KLASIFIKASI INFEKSI POSTPARTUM A. Klasifikasi Infeksi Postpartum Infeksi postpartum adalah infeksi bakteri pada traktus genitalia, terjadi sesudah melahirkan, ditandai dengan kenaikan suhu sampai 38⁰C atau lebih selama 2 hari berturut-turut dalam 10 hari pertama pasca persalinan, dengan mengecualikan 24 jam pertama. Penyebaran infeksi nifas terbagi menjadi : Infeksi terbatas pada perineum, vulva, vagina, serviks, dan endometrium • Vulvitis merupakan infeksi pada vulva. Vulvitis pada ibu pasca persalinan terjadi dibekas sayatan episiotomi atau luka perineum. Tepi luka berwarna merah dan bengkak, jahitan sudah lepas, luka yang terbuka menjadi ulkus dan mengeluarkan nanah.
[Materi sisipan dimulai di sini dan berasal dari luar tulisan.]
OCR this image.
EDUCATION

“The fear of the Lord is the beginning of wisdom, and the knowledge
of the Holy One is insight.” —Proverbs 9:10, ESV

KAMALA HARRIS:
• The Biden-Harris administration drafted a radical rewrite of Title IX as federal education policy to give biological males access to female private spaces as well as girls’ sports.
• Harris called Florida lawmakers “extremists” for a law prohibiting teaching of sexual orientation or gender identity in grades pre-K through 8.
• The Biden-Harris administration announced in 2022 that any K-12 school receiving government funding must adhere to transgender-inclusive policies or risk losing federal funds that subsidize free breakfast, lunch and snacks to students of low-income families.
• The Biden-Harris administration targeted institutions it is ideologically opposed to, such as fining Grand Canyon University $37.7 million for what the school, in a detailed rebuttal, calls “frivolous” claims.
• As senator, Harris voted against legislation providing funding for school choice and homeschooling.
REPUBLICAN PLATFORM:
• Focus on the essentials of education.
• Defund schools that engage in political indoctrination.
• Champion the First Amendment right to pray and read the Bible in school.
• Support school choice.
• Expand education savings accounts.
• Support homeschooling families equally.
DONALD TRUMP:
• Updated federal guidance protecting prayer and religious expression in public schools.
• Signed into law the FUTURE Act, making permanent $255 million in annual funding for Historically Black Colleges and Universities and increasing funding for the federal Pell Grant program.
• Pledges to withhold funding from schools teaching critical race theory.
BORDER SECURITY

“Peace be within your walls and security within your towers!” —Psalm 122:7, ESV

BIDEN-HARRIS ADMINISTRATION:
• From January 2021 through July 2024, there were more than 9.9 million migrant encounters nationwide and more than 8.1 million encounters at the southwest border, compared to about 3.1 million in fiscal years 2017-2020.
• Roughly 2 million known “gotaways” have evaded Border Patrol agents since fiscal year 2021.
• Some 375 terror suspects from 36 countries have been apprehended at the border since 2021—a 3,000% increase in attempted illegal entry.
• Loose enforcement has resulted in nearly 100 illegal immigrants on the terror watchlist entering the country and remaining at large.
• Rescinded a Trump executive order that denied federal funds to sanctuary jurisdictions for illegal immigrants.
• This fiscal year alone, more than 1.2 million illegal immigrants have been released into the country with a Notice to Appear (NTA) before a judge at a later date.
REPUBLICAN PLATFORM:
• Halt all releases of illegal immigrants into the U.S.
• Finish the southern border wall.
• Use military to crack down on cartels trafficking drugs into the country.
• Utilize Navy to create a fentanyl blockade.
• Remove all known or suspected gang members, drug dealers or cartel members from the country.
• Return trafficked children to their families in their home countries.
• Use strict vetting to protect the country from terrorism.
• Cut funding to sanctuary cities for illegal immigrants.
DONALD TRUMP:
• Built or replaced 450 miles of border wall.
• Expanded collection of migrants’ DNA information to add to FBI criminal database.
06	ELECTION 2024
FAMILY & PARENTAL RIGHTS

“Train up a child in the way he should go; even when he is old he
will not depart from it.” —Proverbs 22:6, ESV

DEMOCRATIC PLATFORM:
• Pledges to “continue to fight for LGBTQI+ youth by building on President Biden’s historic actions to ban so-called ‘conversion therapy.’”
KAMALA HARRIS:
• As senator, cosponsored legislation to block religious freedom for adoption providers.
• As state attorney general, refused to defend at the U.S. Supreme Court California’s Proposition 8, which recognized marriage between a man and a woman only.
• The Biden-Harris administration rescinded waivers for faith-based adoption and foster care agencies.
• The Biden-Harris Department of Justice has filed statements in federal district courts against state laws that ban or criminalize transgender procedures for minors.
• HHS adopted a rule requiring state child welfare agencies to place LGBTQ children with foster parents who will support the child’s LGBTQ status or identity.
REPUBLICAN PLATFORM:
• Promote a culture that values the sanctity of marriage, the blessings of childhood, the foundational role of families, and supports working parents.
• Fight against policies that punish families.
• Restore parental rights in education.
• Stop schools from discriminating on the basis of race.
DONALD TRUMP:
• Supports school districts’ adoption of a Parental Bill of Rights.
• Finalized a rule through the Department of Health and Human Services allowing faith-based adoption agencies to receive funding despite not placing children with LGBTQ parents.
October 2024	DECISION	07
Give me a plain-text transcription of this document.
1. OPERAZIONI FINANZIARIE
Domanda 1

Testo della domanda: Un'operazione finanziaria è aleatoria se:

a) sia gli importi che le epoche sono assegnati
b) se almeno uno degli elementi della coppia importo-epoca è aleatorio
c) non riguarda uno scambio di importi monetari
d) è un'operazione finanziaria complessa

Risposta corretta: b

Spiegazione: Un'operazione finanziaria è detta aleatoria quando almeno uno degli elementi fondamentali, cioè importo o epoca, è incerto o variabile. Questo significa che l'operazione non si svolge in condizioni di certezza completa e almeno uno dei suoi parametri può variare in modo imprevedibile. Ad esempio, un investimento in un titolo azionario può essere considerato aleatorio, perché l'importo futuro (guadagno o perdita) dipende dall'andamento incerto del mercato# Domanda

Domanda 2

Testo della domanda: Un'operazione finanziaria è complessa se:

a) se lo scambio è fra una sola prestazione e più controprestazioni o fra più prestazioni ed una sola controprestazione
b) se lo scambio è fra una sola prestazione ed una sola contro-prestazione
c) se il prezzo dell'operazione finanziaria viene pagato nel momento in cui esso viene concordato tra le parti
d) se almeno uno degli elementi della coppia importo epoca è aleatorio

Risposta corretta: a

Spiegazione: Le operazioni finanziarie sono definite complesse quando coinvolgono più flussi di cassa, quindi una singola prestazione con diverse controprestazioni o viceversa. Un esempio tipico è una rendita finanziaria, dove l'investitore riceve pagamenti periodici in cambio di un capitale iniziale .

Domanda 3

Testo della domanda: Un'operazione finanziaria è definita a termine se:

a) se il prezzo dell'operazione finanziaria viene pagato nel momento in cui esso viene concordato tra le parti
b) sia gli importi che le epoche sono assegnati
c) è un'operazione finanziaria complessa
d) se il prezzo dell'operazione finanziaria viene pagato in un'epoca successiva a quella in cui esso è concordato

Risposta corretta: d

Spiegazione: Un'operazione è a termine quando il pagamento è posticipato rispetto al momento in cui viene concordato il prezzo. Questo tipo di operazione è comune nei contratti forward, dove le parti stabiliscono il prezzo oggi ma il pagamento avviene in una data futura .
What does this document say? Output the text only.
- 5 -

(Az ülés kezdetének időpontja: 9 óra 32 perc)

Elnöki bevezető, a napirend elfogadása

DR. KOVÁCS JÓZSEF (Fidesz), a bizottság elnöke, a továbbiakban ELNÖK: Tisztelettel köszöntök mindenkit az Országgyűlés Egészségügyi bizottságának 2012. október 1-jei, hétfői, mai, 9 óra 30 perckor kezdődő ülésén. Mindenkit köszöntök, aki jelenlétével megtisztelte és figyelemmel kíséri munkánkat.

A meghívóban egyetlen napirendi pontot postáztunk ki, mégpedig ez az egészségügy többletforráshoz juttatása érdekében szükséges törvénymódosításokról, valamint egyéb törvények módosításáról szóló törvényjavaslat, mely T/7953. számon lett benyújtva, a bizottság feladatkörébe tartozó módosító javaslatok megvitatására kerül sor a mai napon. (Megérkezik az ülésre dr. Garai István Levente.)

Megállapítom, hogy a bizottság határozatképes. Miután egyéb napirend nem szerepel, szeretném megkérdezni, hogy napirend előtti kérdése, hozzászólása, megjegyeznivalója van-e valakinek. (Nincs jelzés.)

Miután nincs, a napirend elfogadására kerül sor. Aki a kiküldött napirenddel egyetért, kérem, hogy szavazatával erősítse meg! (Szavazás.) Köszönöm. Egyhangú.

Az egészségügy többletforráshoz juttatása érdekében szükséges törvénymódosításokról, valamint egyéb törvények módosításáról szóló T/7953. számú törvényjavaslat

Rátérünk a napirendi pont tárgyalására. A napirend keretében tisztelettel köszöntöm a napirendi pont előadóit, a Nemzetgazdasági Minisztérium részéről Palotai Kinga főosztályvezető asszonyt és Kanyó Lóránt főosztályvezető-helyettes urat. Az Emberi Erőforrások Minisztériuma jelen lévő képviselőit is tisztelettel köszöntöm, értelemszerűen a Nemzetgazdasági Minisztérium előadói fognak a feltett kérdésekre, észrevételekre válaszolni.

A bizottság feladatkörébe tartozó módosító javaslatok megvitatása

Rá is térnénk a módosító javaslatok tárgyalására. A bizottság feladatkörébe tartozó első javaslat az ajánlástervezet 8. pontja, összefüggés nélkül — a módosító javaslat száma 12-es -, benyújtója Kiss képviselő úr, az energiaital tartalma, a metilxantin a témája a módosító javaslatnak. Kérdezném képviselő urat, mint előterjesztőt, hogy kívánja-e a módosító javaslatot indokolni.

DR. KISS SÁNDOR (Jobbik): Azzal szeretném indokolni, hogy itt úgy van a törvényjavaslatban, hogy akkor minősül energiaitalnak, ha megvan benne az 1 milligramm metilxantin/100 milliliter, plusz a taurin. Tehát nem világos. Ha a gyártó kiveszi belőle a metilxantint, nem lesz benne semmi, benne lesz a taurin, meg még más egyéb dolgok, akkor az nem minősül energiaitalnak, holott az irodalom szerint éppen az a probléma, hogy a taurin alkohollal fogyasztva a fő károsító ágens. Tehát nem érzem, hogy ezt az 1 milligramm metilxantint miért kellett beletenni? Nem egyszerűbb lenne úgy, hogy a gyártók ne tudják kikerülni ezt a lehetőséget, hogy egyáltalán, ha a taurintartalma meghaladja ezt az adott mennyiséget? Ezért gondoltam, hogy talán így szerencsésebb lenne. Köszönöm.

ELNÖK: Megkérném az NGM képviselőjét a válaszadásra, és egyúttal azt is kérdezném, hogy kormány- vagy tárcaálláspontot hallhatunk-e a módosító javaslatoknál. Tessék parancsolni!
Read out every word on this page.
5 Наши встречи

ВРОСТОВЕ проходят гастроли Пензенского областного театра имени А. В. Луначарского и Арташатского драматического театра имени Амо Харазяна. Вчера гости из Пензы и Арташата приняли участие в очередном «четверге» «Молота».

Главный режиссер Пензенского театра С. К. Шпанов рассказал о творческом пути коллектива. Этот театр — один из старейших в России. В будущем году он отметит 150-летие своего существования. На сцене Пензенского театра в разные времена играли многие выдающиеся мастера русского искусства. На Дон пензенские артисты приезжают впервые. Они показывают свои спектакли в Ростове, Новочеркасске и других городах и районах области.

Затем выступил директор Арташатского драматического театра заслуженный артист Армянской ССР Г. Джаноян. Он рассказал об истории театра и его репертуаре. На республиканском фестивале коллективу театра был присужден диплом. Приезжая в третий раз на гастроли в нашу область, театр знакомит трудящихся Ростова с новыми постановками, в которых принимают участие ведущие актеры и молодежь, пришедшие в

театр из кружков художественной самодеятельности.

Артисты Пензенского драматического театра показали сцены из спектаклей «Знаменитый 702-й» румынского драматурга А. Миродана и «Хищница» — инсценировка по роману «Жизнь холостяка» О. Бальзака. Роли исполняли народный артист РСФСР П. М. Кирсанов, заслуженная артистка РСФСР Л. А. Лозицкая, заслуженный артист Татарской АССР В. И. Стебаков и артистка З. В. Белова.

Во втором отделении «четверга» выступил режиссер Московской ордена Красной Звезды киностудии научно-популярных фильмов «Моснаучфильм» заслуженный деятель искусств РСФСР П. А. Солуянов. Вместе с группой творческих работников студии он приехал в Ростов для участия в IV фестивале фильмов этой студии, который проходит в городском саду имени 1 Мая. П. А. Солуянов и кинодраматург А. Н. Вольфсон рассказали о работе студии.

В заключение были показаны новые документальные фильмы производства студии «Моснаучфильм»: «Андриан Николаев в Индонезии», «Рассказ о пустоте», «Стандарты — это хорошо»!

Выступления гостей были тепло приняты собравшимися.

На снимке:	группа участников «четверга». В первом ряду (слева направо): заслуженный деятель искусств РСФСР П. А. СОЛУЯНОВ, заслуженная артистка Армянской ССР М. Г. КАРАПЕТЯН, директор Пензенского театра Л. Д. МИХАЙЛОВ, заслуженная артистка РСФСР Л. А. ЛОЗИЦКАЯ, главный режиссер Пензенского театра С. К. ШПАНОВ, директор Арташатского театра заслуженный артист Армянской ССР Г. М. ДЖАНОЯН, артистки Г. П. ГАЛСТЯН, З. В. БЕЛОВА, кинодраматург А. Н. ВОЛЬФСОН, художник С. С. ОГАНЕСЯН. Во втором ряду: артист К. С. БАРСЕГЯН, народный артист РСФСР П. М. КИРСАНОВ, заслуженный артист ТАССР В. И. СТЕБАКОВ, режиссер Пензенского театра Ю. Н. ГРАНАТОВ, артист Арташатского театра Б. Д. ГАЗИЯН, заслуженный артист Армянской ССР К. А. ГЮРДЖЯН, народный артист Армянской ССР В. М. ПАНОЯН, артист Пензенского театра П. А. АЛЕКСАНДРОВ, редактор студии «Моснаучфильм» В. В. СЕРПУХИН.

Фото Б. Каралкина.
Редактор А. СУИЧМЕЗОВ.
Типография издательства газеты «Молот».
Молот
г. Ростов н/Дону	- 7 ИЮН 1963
– Vaginitis merupakan infeksi pada daerah vagina. Vaginitis pada ibu pasca persalinan terjadi secara langsung pada luka vagina ataupun luka perineum. Permukaan mukosa bengkak dan kemerahan, terjadi ulkus dan getah mengandung nanah yang keluar dari daerah ulkus. – Servisitis merupakan infeksi yang sering terjadi pada daerah serviks, tapi tidak menimbulkan banyak gejala. Luka serviks yang dalam dan meluas, dan langsung ke dasar ligamentum latum dan dapat menyebabkan infeksi yang menjalar ke parametrium. – Endometritis merupakan infeksi yang biasanya demam dimulai dalam 48 jam postpartum dan bersifat naik turun. Kuman-kuman memasuki endometrium (biasanya pada insersio plasenta) dalam waktu singkat dan menyebar ke seluruh endometrium.

• a.

Infeksi uterus Endometritis adalah infeksi pada endometrium (lapisan dalam dari rahim). infeksi ini dapat terjadi sebagai kelanjutan infeksi pada serviks atau infeksi tersendiri dan terdapat benda asing dalam rahim (Anonym, 2008). lebih sering terjadi pada proses kelahiran caesar, setelah proses persalinan yang terlalu lama atau pecahnya membran yang terlalu dini. Juga sering terjadi bila ada plasenta yang tertinggal di dalam rahim, mungkin pula terjadi infeksi dari luka pada leher rahim, vagina atau vulva. Tanda dan gejalanya sedikit demam, nyeri yang samar-samar pada perut bagian bawah dan kadangkadang keluar cairan dari vagina berbau tidak enak yang khas menunjukkan adanya infeksi pada endometrium serta gangguan buang air kecil

• b.

Infeksi uterus Miometritis adalah radang pada miometrium. Gejalanya berupa demam, uterus nyeri tekan, perdarahan vaginal dan nyeri perut bawah, lokhea berbau, purulen. Miometritis akut biasanya terdapat pada abortus septik atau infeksi postpartum. Miometritis kronik adalah diagnosa yang dahulu banyak dibuat atas dasar menometroragia dengan uterus lebih besar dari biasanya, sakit pnggang, dan leukore

c.

Parametritis Parametritis adalah radang dari jaringan longgar di dalam lig latum. Radang ini biasanya unilatelar. Tanda dan gejala suhu tinggi dengan demam tinggi, Nyeri unilateral tanpa gejala rangsangan peritoneum, seperti muntah Penyebab Parametritis yaitu : a. Endometritis dengan 3 cara yaitu : 1. Per continuitatum : endometritis → metritis → parametitis 2. Lymphogen 3. Haematogen : phlebitis → periphlebitis → parametritis b. Dari robekan serviks c. Perforasi uterus oleh alat-alat ( sonde, kuret, IUD )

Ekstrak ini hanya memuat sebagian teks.